En réfutant cette interprétation répandue, Valéry Laurand soutient dans la Politique Stoïcienne que si la pensée des stoïciens ne prétend pas fournir un modèle idéal de politique, à la manière de la République de Platon, elle contient néanmoins de nombreux éléments qui permettent de penser la vie en commun et la participation politique selon le modèle d’action du Sage. Le Sage stoïcien n’est pas à l’écart de la Cité mais contribue, bien au contraire, à élever celle-ci à la vertu.
Il y a donc, selon Valéry Laurand, une pensée stoïcienne spécifiquement politique, pensée qui ne se confond pas avec l’éthique mais qui en est plutôt un des aspect, celui de l’action vertueuse dans la Cité. Or la compréhension de cette thèse requiert une réflexion sur un certain nombre de problèmes rencontrés dans le corpus des textes stoïciens : comment penser l’articulation entre la vertu éthique idéale du sage et l’action politique dans une cité d’insensés ? Comment résoudre la contradiction entre les injonctions éthiques du logos – qui obéissent à une rationalité d’ordre cosmologique – et l’obéissance à des lois politiques particulières et imparfaites ?
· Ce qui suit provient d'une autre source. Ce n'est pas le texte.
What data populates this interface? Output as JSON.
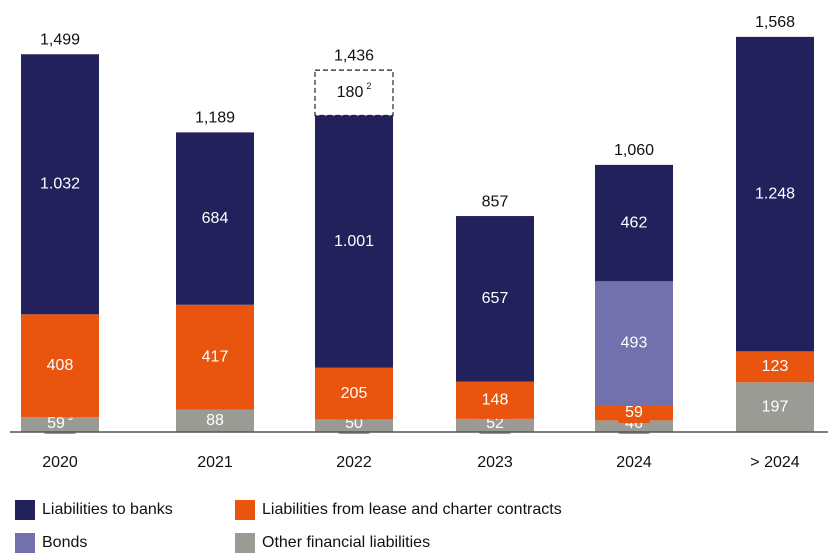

Comment peut-on comprendre, selon la lecture de la Politique Stoïcienne, la pensée politique des Stoïciens d’après l’articulation entre sagesse et action politique, entre conformité à la loi universelle et obéissance à la loi des insensés ? Comment les différences rencontrées d’un auteur stoïcien à l’autre nous permettent-elles cependant de saisir différentes nuances dans la résolution de ses paradoxes? Enfin en quoi les principes politiques issus de la pensée stoïcienne permettent-ils de distinguer celle-ci de la vision politique des autres grandes écoles de pensée de l’Antiquité ?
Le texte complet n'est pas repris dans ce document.